Les rues sont presque désertes, et le spectacle est grandiose, tragique comme les dessins de Piranèse. Très peu de lumières ; il n’y en a que juste ce qu’il faut pour montrer les grandes formes et faire ressortir l’obscurité. Les saletés, les dégradations, les mauvaises odeurs ont disparu. La lune luit dans un ciel sans nuages, et l’air vif, le silence, la sensation de l’inconnu, tout excite et secoue.

Cela est grand, voilà l’idée qui revient sans cesse. Rien de mesquin, de commun ou de plat ; il n’y a pas de rue ni d’édifice qui n’ait son caractère, un caractère tranché et fort. Aucune règle uniforme et comprimante n’est venue niveler et discipliner ces bâtisses. Chacune a poussé à sa guise sans se soucier des autres, et leur pêle-mêle est beau comme le désordre de l’atelier d’un grand artiste.

La colonne Antonine dresse son fût dans la nuit claire, et autour d’elle les solides palais s’asseient fortement, sans lourdeur. Celui du fond, avec ses vingt arcades éclairées et ses deux larges fenêtres rondes toutes luisantes, semble une arabesque de lumière, quelque étrange féerie qui flamboie dans l’ombre.

La fontaine Navone ruisselle magnifiquement dans le silence, et ses eaux jaillissantes renvoient en cent mille reflets les clartés de la lune. Sous cette lumière qui vacille, dans l’ondoiement incessant, les statues colossales semblent vivantes, l’apparence théâtrale s’efface : on ne voit plus que des géans qui se tordent et qui s’élancent parmi des bouillonnemens et des lueurs.
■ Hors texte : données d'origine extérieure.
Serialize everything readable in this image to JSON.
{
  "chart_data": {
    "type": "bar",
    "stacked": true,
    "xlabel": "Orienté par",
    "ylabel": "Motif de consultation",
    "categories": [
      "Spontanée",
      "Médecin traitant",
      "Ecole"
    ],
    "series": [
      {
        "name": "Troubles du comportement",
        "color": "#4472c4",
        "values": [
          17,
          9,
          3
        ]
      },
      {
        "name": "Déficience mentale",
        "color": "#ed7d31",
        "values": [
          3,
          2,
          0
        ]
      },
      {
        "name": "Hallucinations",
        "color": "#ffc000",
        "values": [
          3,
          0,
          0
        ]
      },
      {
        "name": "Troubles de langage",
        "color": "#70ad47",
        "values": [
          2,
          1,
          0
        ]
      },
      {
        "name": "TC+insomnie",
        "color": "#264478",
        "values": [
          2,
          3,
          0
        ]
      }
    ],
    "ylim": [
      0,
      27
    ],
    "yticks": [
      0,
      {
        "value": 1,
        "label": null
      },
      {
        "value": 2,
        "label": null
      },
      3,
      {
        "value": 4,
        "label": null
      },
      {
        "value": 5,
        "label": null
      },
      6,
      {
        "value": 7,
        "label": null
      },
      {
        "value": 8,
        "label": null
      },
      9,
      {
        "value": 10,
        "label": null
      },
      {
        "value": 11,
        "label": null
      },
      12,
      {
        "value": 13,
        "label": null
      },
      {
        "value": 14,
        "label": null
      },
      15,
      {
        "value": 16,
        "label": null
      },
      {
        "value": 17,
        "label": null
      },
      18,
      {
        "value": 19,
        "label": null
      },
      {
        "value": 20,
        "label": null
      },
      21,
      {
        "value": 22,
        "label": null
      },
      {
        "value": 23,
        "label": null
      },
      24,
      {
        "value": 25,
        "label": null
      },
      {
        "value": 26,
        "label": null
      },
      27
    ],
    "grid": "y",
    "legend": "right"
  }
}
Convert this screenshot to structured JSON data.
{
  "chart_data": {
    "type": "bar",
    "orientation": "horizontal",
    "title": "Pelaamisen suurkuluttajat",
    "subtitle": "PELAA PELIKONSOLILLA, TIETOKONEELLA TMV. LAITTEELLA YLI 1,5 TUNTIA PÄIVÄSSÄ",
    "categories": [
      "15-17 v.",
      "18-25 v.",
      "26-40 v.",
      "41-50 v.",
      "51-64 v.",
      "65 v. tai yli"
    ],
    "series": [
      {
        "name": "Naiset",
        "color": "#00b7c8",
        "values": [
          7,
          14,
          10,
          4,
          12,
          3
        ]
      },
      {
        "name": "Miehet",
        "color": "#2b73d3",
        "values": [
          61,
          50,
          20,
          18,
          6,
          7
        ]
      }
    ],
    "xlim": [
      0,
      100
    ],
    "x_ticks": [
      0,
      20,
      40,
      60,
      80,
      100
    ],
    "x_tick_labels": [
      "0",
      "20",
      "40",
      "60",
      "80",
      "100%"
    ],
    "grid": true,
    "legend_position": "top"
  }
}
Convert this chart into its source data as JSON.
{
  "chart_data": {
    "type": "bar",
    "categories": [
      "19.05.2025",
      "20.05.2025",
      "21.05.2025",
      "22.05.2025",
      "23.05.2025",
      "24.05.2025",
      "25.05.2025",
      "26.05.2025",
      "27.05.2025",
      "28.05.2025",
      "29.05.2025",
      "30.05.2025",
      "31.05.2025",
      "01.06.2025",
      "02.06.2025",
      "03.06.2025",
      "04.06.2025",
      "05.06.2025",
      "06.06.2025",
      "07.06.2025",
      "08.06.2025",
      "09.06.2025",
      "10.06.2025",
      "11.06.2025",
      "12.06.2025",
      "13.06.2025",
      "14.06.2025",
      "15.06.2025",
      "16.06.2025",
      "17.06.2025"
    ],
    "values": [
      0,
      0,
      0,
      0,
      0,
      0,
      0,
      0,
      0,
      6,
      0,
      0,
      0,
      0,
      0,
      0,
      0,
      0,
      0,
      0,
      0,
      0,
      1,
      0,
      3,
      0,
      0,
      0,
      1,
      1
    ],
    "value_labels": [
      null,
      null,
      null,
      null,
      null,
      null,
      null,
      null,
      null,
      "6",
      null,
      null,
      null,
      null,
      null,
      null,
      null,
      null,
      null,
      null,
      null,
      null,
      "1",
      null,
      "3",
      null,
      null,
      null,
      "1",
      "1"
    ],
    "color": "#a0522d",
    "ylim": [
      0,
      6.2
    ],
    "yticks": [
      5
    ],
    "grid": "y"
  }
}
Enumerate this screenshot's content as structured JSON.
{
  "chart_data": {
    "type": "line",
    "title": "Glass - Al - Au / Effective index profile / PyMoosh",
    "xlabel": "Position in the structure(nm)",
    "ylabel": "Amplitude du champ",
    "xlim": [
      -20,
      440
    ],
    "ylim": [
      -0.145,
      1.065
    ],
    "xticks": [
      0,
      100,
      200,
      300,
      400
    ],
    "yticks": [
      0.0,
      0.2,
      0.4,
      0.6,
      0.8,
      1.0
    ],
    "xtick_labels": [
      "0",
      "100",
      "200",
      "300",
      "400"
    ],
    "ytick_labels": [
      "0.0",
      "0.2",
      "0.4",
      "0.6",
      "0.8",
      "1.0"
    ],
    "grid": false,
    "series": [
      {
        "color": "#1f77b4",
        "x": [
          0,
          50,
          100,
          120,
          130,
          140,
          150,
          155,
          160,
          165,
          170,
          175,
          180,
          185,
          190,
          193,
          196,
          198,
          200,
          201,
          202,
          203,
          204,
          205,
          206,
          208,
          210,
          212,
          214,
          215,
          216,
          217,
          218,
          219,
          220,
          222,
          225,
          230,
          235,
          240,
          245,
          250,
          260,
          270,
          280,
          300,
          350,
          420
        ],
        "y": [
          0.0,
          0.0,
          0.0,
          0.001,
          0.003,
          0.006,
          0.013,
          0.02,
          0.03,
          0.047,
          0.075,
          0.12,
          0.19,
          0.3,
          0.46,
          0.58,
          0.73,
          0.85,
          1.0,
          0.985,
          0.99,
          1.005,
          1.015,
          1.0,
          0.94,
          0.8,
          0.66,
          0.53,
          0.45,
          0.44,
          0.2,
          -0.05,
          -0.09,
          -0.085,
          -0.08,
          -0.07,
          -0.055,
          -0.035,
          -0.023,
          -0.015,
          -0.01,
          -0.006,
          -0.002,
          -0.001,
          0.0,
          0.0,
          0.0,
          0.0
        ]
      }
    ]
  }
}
Les corniches des fenêtres, les vastes balcons saillans, les rebords sculptés des toits, raient les murs de puissantes ombres. À gauche et à droite, on voit s’ouvrir des ruelles lugubres, béantes comme un antre ; çà et là se dresse le flanc noir d’un couvent qui paraît abandonné, quelque haute maison surmontée d’une tour qui semble un reste du moyen âge ; les lumières lointaines tremblotent misérablement, et les ténèbres s’épaississant semblent dévorer toute vie.

Rien de formidable comme ces énormes monastères, ces palais carrés, où pas une lumière ne brille, et qui se lèvent isolés dans leur masse inattaquable comme une forteresse dans une ville assiégée.